Plaintiff does not specify any role or agreement of Defendants in the alleged conspiracy against Plaintiff. He does not make specific factual allegations of an agreement, combination or understanding among the Defendants to plot, plan, or conspire to carry out the alleged chain of events that have led to the alleged violation of Plaintiff's rights. Accordingly, this claim will be dismissed for failure to state a claim upon which relief may be granted.
c. Leave to Amend
Courts are cautioned that because of the liberal pleading standard, a plaintiff should generally be granted leave to amend before dismissing a claim that is merely deficient. See Grayson v. Mayview State Hosp., 293 F.3d 103, 108 (3d Cir. 2002). The federal rules allow for liberal amendments in light of the "principle that the purpose of pleading is to facilitate a proper decision on the merits." Foman v. Davis, 371 U.S. 178, 182 (1962) (citations and internal quotations omitted). The Court may deny a motion to amend where there is "undue delay, bad faith or dilatory motive on the part of the movant, repeated failure to cure deficiencies by amendments previously allowed, undue prejudice to the opposing party by virtue of allowance of the amendment, [or] futility of the amendment." Id. The Court must also determine that a proposed amendment would be futile if the complaint, as amended, would not survive a motion to dismiss for failure to state a claim. In re NAHC, Inc. Sec. Litig., 306 F.3d 1314, 1332 (3d Cir. 2002).

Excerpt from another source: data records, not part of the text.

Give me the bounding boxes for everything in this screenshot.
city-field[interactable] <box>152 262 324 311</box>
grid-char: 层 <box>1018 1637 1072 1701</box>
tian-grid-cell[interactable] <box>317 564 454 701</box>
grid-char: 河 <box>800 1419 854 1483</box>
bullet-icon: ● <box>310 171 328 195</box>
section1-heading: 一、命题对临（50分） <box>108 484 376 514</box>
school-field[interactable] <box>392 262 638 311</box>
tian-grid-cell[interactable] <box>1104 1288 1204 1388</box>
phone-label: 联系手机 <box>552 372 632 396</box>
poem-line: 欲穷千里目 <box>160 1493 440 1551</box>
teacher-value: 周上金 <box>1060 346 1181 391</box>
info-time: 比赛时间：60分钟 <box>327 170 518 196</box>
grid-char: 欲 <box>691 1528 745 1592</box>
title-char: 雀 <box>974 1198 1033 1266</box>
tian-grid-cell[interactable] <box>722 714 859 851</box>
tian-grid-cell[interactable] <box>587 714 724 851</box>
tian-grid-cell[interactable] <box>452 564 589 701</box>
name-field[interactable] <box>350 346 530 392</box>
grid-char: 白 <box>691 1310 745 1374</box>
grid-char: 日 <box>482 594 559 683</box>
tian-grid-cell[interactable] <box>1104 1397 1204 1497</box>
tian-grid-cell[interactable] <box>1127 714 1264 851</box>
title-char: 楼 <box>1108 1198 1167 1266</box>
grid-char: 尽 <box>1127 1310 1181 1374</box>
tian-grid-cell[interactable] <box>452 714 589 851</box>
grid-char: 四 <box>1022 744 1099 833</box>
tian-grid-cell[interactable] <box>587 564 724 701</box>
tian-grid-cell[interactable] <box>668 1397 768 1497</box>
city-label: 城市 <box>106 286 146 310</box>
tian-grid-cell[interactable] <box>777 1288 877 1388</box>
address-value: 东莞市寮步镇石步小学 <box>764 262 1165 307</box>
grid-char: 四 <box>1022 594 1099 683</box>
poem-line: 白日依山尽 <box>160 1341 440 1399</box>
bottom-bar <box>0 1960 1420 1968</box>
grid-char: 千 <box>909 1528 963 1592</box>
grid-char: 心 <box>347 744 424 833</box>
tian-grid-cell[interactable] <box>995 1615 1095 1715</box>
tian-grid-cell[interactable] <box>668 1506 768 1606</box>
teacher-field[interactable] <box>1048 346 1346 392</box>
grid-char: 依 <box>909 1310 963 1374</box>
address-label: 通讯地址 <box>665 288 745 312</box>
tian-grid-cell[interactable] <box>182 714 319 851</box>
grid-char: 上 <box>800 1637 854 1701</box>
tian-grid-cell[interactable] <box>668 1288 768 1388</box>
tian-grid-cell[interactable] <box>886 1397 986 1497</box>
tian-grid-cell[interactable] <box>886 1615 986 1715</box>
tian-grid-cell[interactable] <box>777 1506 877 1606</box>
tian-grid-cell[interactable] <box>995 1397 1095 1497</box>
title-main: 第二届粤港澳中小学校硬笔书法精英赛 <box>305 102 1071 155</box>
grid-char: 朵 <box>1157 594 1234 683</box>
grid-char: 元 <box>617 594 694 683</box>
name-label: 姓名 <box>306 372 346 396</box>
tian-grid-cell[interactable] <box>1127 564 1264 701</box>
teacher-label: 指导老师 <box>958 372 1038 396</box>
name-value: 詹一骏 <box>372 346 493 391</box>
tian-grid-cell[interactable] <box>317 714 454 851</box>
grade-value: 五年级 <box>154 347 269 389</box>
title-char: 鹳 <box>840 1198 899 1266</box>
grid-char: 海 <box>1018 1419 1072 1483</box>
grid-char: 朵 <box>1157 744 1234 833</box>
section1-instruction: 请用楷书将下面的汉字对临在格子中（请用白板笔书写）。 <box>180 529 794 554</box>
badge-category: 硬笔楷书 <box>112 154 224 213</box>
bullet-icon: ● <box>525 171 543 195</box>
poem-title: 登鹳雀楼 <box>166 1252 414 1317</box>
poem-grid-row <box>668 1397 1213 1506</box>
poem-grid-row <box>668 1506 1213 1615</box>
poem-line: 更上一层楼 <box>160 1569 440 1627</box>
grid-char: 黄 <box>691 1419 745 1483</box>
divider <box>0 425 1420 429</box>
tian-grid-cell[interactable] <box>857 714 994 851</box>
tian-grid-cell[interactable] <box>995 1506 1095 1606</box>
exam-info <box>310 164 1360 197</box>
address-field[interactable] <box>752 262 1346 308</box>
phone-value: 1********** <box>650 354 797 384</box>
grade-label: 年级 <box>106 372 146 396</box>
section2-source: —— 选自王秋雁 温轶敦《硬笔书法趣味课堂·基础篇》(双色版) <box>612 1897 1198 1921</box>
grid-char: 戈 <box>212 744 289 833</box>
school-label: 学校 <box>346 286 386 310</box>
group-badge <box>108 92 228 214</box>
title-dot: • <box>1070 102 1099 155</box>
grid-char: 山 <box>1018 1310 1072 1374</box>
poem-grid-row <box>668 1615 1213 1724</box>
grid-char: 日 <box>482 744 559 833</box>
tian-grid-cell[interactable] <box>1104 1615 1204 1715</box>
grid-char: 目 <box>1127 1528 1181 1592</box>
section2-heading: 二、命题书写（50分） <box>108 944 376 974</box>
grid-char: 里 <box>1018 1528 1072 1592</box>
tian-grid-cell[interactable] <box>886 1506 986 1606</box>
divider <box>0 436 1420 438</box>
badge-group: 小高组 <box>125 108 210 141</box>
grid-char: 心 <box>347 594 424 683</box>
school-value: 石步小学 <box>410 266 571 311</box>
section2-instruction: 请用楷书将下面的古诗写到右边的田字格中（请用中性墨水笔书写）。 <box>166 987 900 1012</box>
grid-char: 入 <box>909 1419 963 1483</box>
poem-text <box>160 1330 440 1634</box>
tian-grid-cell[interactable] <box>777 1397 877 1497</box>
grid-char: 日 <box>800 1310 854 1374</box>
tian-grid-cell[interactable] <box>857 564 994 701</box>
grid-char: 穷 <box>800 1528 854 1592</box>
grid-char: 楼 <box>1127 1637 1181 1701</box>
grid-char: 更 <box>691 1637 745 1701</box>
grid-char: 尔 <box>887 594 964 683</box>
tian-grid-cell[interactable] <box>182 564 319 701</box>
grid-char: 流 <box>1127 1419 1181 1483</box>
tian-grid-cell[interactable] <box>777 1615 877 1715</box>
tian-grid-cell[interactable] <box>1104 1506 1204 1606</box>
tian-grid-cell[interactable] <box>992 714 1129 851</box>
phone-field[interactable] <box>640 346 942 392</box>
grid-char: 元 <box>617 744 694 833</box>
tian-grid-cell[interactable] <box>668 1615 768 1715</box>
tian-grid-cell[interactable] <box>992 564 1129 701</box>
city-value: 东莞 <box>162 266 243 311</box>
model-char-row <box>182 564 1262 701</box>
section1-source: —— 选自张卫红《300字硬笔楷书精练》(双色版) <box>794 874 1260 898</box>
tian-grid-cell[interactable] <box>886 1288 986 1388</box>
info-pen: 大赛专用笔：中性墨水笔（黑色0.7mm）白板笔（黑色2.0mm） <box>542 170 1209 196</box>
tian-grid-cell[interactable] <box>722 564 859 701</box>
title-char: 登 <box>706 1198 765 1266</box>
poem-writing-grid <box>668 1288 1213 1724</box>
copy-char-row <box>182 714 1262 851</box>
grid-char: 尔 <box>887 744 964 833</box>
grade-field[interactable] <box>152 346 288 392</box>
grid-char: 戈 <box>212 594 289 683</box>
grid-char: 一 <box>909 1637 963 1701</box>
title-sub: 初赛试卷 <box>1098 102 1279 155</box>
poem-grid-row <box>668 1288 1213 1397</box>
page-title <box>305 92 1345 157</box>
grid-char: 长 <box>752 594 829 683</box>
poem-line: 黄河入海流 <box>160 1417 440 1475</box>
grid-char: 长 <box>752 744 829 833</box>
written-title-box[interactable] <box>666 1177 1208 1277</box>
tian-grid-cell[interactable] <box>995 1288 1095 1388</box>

Based on the foregoing, the Court finds that Plaintiff's amended complaint fails to state any cognizable claims upon which relief may be granted. Plaintiff has already been afforded an opportunity to file an amended complaint, however, the Court concludes that the deficiencies outlined above are not capable of being cured by amendment, and therefore, the Court finds that any further amended complaint would be futile. See Forman v. Davis, 371 U.S. 178, 182 (1982); Shane v. Fauver, 213 F.3d 113, 115 (3d Cir. 2000) (The futility exception means that a complaint, as amended, would fail to state a claim upon which relief can be granted).
IV. CONCLUSION
For the foregoing reasons, Plaintiff's amended complaint (Doc. Nos. 18, 19, 20), will be dismissed with prejudice for failure to state a claim upon which relief may be granted. An appropriate Order follows.